W.D.M. stormwater district still running downhill in the courts
KENT DARR Apr 19, 2018 | 9:08 pm
3 min read time
714 wordsAll Latest News, Energy, Government Policy and LawThe city of West Des Moines has lost what could be the final round of a legal fight to establish a stormwater fee district in a development area near the city’s western border.
If the City Council decides not to appeal the latest court ruling in a dispute that has held up development in the Sugar Creek watershed near Grand Prairie Parkway, the city will have to “go back to the drawing board” for a new way to manage runoff and build culverts, bridges and roads in the area.
Developers who own low ground need the infrastructure, and those who own the high ground do not.
Steven Gillotti’s Interchange Partners owned about 80 acres of high ground — most of which has since been sold to Hubbell Realty Co. — when he challenged a city ordinance that levied what was called a stormwater connection fee of $4,962 an acre when developers submitted plans for a subdivision or obtained construction permits. Funds generated by the fees were to be used to replace aging culverts, install new culverts and build bridges. The district was limited to 1,500 acres of development land.
West Des Moines officials argued in court that culverts and bridges that channeled stormwater to Sugar Creek and then to the Raccoon River amounted to a utility and that fees associated with the structures could be spread among owners of development land in the area. Gillotti’s attorney, George LaMarca, countered that the city was simply looking for a way to build roads and was distributing a disproportionate share of those costs on certain landowners. In addition, his argument went, the city was playing loose with the definition of a utility.

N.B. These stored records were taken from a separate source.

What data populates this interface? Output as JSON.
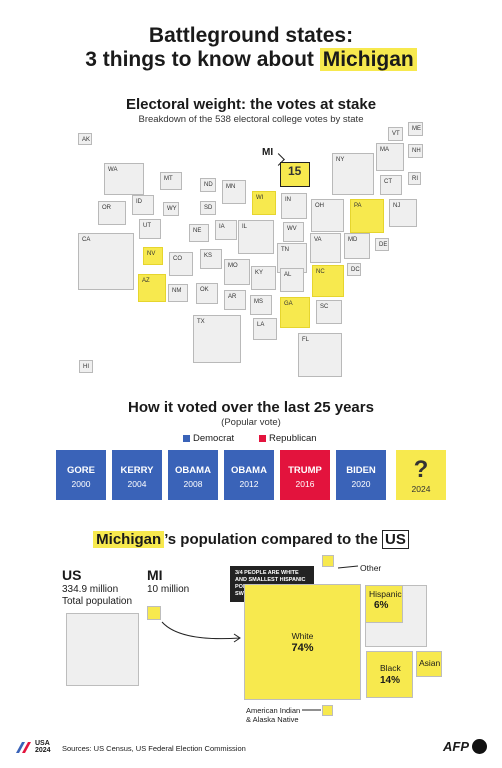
{
  "header": {
    "title_line1": "Battleground states:",
    "title_line2_prefix": "3 things to know about ",
    "title_line2_highlight": "Michigan"
  },
  "map": {
    "title": "Electoral weight: the votes at stake",
    "subtitle": "Breakdown of the 538 electoral college votes by state",
    "mi_label": "MI",
    "mi_votes": "15",
    "states": [
      "AK",
      "WA",
      "MT",
      "ND",
      "MN",
      "WI",
      "MI",
      "NY",
      "VT",
      "ME",
      "NH",
      "MA",
      "RI",
      "CT",
      "OR",
      "ID",
      "WY",
      "SD",
      "IN",
      "OH",
      "PA",
      "NJ",
      "CA",
      "NV",
      "UT",
      "NE",
      "IA",
      "IL",
      "WV",
      "VA",
      "MD",
      "DE",
      "CO",
      "KS",
      "TN",
      "NC",
      "DC",
      "AZ",
      "NM",
      "OK",
      "MO",
      "KY",
      "AL",
      "GA",
      "SC",
      "AR",
      "MS",
      "TX",
      "LA",
      "FL",
      "HI"
    ],
    "swing_states": [
      "WI",
      "MI",
      "PA",
      "NV",
      "AZ",
      "NC",
      "GA"
    ],
    "highlight_color": "#f7e94e"
  },
  "votes": {
    "title": "How it voted over the last 25 years",
    "subtitle": "(Popular vote)",
    "legend_dem": "Democrat",
    "legend_rep": "Republican",
    "dem_color": "#3a63b8",
    "rep_color": "#e3133d",
    "elections": [
      {
        "name": "GORE",
        "year": "2000",
        "party": "dem"
      },
      {
        "name": "KERRY",
        "year": "2004",
        "party": "dem"
      },
      {
        "name": "OBAMA",
        "year": "2008",
        "party": "dem"
      },
      {
        "name": "OBAMA",
        "year": "2012",
        "party": "dem"
      },
      {
        "name": "TRUMP",
        "year": "2016",
        "party": "rep"
      },
      {
        "name": "BIDEN",
        "year": "2020",
        "party": "dem"
      },
      {
        "name": "?",
        "year": "2024",
        "party": "unknown"
      }
    ]
  },
  "population": {
    "title_highlight": "Michigan",
    "title_mid": "’s population compared to the ",
    "title_us": "US",
    "us_label": "US",
    "us_value": "334.9 million",
    "us_caption": "Total population",
    "mi_label": "MI",
    "mi_value": "10 million",
    "note": "3/4 PEOPLE ARE WHITE AND SMALLEST HISPANIC POPULATION OF ALL SWING STATES, IN %",
    "other_label": "Other",
    "white_label": "White",
    "white_pct": "74%",
    "hispanic_label": "Hispanic",
    "hispanic_pct": "6%",
    "black_label": "Black",
    "black_pct": "14%",
    "asian_label": "Asian",
    "native_label1": "American Indian",
    "native_label2": "& Alaska Native"
  },
  "footer": {
    "logo_line1": "USA",
    "logo_line2": "2024",
    "sources": "Sources: US Census, US Federal Election Commission",
    "agency": "AFP"
  }
}
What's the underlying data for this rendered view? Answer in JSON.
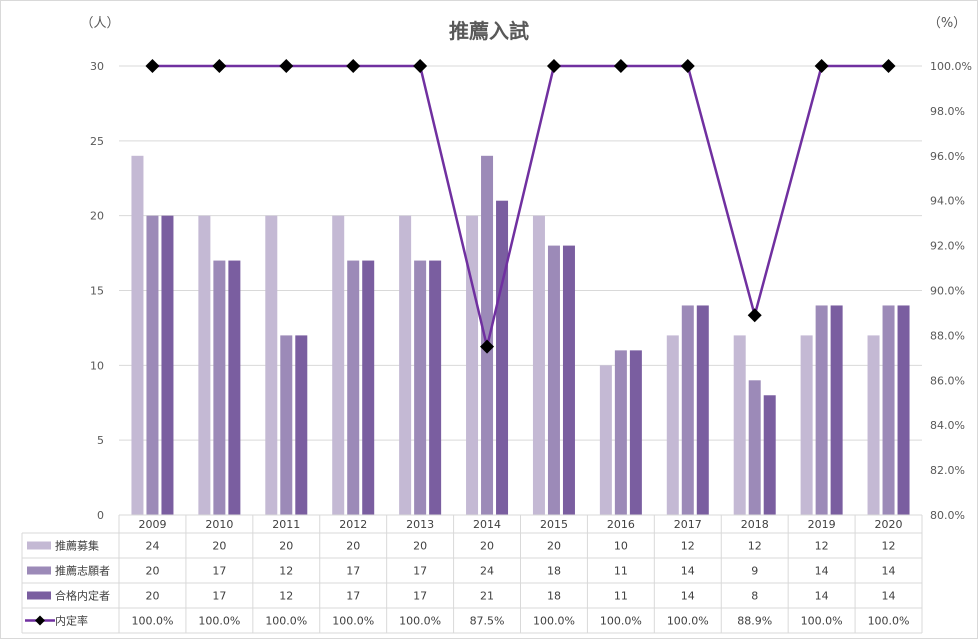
{
  "chart_data": {
    "type": "bar",
    "title": "推薦入試",
    "left_unit": "（人）",
    "right_unit": "（%）",
    "categories": [
      "2009",
      "2010",
      "2011",
      "2012",
      "2013",
      "2014",
      "2015",
      "2016",
      "2017",
      "2018",
      "2019",
      "2020"
    ],
    "ylim": [
      0,
      30
    ],
    "y_ticks": [
      "0",
      "5",
      "10",
      "15",
      "20",
      "25",
      "30"
    ],
    "y2lim": [
      80,
      100
    ],
    "y2_ticks": [
      "80.0%",
      "82.0%",
      "84.0%",
      "86.0%",
      "88.0%",
      "90.0%",
      "92.0%",
      "94.0%",
      "96.0%",
      "98.0%",
      "100.0%"
    ],
    "grid": true,
    "series": [
      {
        "name": "推薦募集",
        "type": "bar",
        "color": "#c4b9d4",
        "values": [
          24,
          20,
          20,
          20,
          20,
          20,
          20,
          10,
          12,
          12,
          12,
          12
        ]
      },
      {
        "name": "推薦志願者",
        "type": "bar",
        "color": "#9c8ab8",
        "values": [
          20,
          17,
          12,
          17,
          17,
          24,
          18,
          11,
          14,
          9,
          14,
          14
        ]
      },
      {
        "name": "合格内定者",
        "type": "bar",
        "color": "#7a5ea0",
        "values": [
          20,
          17,
          12,
          17,
          17,
          21,
          18,
          11,
          14,
          8,
          14,
          14
        ]
      },
      {
        "name": "内定率",
        "type": "line",
        "axis": "right",
        "color": "#7030a0",
        "marker": "diamond",
        "values": [
          100.0,
          100.0,
          100.0,
          100.0,
          100.0,
          87.5,
          100.0,
          100.0,
          100.0,
          88.9,
          100.0,
          100.0
        ],
        "labels": [
          "100.0%",
          "100.0%",
          "100.0%",
          "100.0%",
          "100.0%",
          "87.5%",
          "100.0%",
          "100.0%",
          "100.0%",
          "88.9%",
          "100.0%",
          "100.0%"
        ]
      }
    ]
  }
}
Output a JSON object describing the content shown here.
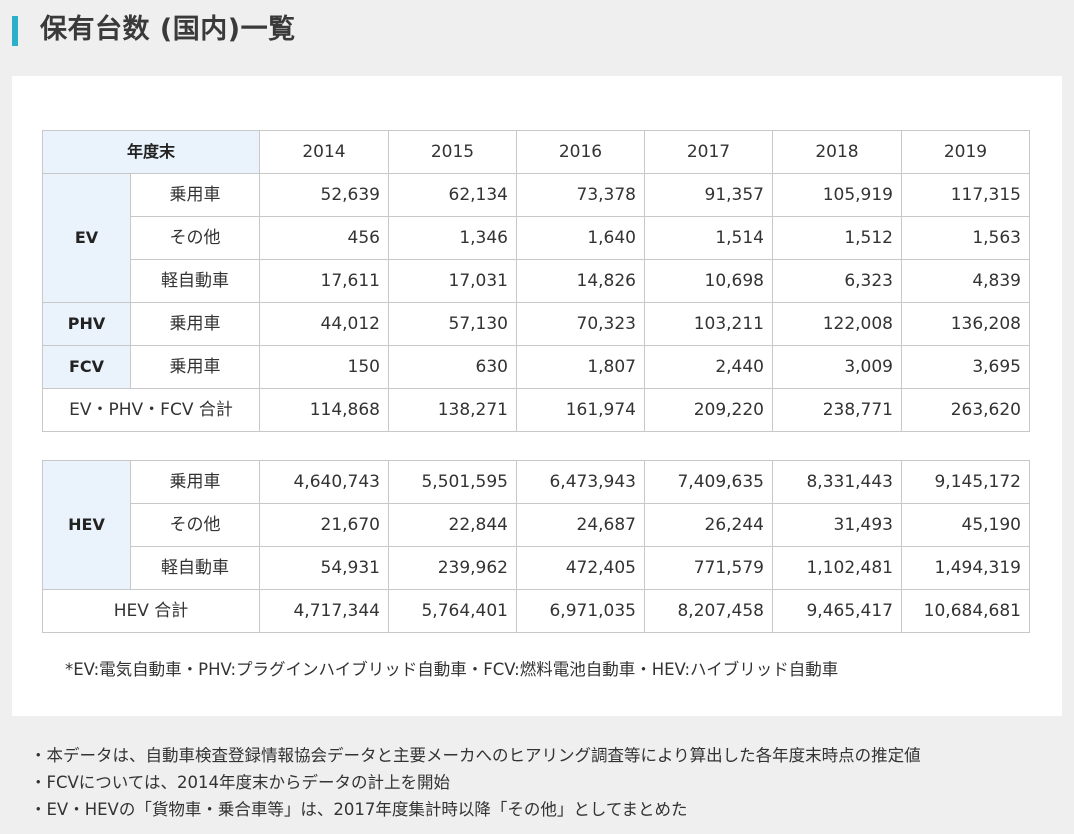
{
  "page": {
    "title": "保有台数 (国内)一覧",
    "accent_color": "#2ab0c8",
    "header_cell_color": "#eaf2fb"
  },
  "table": {
    "header_label": "年度末",
    "years": [
      "2014",
      "2015",
      "2016",
      "2017",
      "2018",
      "2019"
    ],
    "group1": {
      "ev": {
        "label": "EV",
        "rows": [
          {
            "sub": "乗用車",
            "values": [
              "52,639",
              "62,134",
              "73,378",
              "91,357",
              "105,919",
              "117,315"
            ]
          },
          {
            "sub": "その他",
            "values": [
              "456",
              "1,346",
              "1,640",
              "1,514",
              "1,512",
              "1,563"
            ]
          },
          {
            "sub": "軽自動車",
            "values": [
              "17,611",
              "17,031",
              "14,826",
              "10,698",
              "6,323",
              "4,839"
            ]
          }
        ]
      },
      "phv": {
        "label": "PHV",
        "rows": [
          {
            "sub": "乗用車",
            "values": [
              "44,012",
              "57,130",
              "70,323",
              "103,211",
              "122,008",
              "136,208"
            ]
          }
        ]
      },
      "fcv": {
        "label": "FCV",
        "rows": [
          {
            "sub": "乗用車",
            "values": [
              "150",
              "630",
              "1,807",
              "2,440",
              "3,009",
              "3,695"
            ]
          }
        ]
      },
      "total": {
        "label": "EV・PHV・FCV 合計",
        "values": [
          "114,868",
          "138,271",
          "161,974",
          "209,220",
          "238,771",
          "263,620"
        ]
      }
    },
    "group2": {
      "hev": {
        "label": "HEV",
        "rows": [
          {
            "sub": "乗用車",
            "values": [
              "4,640,743",
              "5,501,595",
              "6,473,943",
              "7,409,635",
              "8,331,443",
              "9,145,172"
            ]
          },
          {
            "sub": "その他",
            "values": [
              "21,670",
              "22,844",
              "24,687",
              "26,244",
              "31,493",
              "45,190"
            ]
          },
          {
            "sub": "軽自動車",
            "values": [
              "54,931",
              "239,962",
              "472,405",
              "771,579",
              "1,102,481",
              "1,494,319"
            ]
          }
        ]
      },
      "total": {
        "label": "HEV 合計",
        "values": [
          "4,717,344",
          "5,764,401",
          "6,971,035",
          "8,207,458",
          "9,465,417",
          "10,684,681"
        ]
      }
    }
  },
  "footnote": "*EV:電気自動車・PHV:プラグインハイブリッド自動車・FCV:燃料電池自動車・HEV:ハイブリッド自動車",
  "notes": [
    "・本データは、自動車検査登録情報協会データと主要メーカへのヒアリング調査等により算出した各年度末時点の推定値",
    "・FCVについては、2014年度末からデータの計上を開始",
    "・EV・HEVの「貨物車・乗合車等」は、2017年度集計時以降「その他」としてまとめた"
  ]
}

In December 2016, a Dallas County District Court judge agreed with LaMarca.
Judge Paul Huscher said the West Des Moines ordinance violated state law and in a pointed decision noted that the landscape’s hills and valleys created the only utility that existed in the watershed area.
“Rainwater falling on the petitioner’s property runs downhill through the naturally occurring waterways. … Those waterways and drainage slopes were not constructed by the city, are not owned by the city, and will not be maintained or improved by the city of West Des Moines. The placement of culverts under roadways, as those streets are built, will do nothing to improve stormwater drainage from the upstream properties. The culverts, at best, will permit the continued drainage the private property owners currently enjoy and to which they are legally entitled,” Huscher said.
He pointed out that there was not an actual connection of a stormwater drainage system. The area in question had been reduced to 1,500 acres from 2,575 acres after the city discounted property that had already been developed or that it determined could not be developed.
In a decision filed Wednesday, a three-judge panel of the Iowa Court of Appeals agreed, unanimously, with Huscher.
“This was a long and hard-fought battle, but my client understood that important property rights were at stake,” LaMarca said in an email to the Business Record. “The case has established several significant points.”
Among them were that the city’s planned culverts do not create a new structure to control the carry-off of surface water, and they do not qualify as a city sewer utility; the city cannot charge connection fees to properties that never will be connected in any way to the under-road culverts; and the property is not connected to a sewer merely because water drains from the property and eventually passes through a culvert under a city street.
Additionally, the appellate court determined that even if the culverts qualified as a city sewer facility, there was not “equitable apportionment of taxes” based on benefits to property owners, given that the connection fee was charged to owners of undeveloped property.
The City Council will have to decide whether to appeal, City Manager Tom Hadden said. Another option is to attempt to change state law to allow districts such as the one proposed in the city ordinances, he said. The next regularly scheduled City Council meeting is April 30.
Hadden said some developers voluntarily paid the connection fee. After the lawsuit was filed, the city decided to hold funds from the connection fees in an escrow account pending the outcome of the case.